On June 21, the European Union (EU) has unveiled its intentions to prohibit European companies from manufacturing sensitive technologies, including supercomputers, artificial intelligence, and advanced microchips, in countries such as China.
The European Economic Security Strategy, presented by Commission President Ursula von der Leyen, aims to exert greater influence over the investment and trade activities of European companies globally. The EU heads of government and state are expected to discuss these proposals at the upcoming June 29-30 summit.
While the document refrains from explicitly naming China, it is evident that Beijing, along with Russia, is the primary target of this strategy. EU competition chief Margrethe Vestager clarified during a press briefing that the strategy is “country agnostic.” However, the EU intends to employ a “geopolitical filter” when evaluating risks, recognizing that supply dependencies on systemic rivals should be treated differently from those on allies. The strategy aligns with discussions held at the recent G7 summit, where reducing exposure to China was a prominent theme.
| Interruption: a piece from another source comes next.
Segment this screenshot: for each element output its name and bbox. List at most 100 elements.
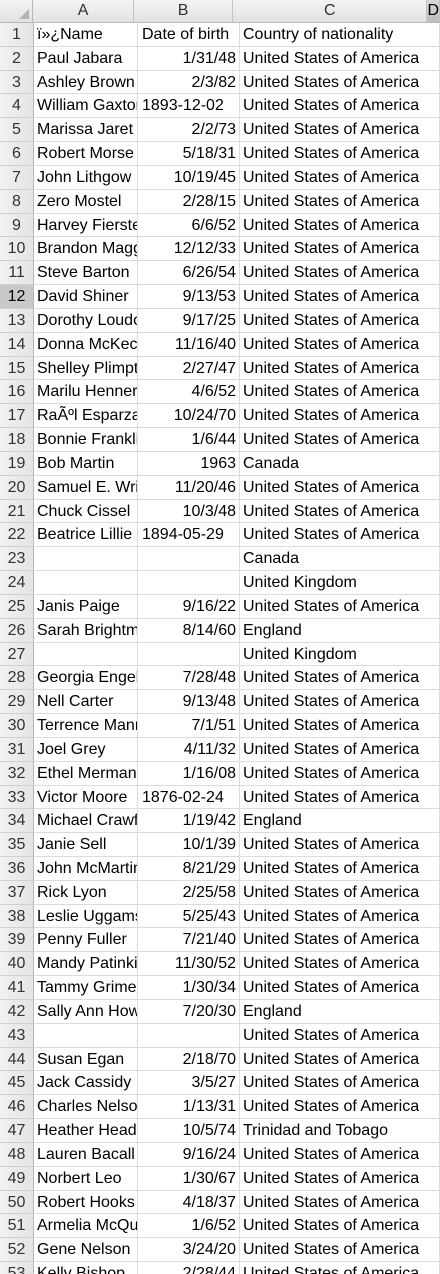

While von der Leyen acknowledged China’s importance as a global partner in addressing challenges such as climate change, she stated to POLITICO that “the vast majority of trade and economic relations with countries and also China is business as usual.”
The European Union (EU) has unveiled a comprehensive economic security strategy to restrict the manufacturing of sensitive technologies, including quantum computing, artificial intelligence, and advanced semiconductors, in countries like China.
The plan involves reviewing inbound investment screening, enhancing export controls, and implementing outbound investment screening to prevent the outsourcing of key industries and technology to potentially problematic nations. The move is driven by concerns over European intellectual property and national security risks associated with excessive outsourcing.
Tobias Gehrke of the European Council on Foreign Relations emphasized the need for a unified approach, stating, “The EU’s division between trade instruments… is increasingly inadequate in the face of… rivalry where economic security and national security are intertwined.” While some EU member states and businesses express caution, the EU executive aims to finalize the initiative by year-end.
As a diplomat from an EU member state said, “we need some time to reflect on this… before we start talking about next steps.”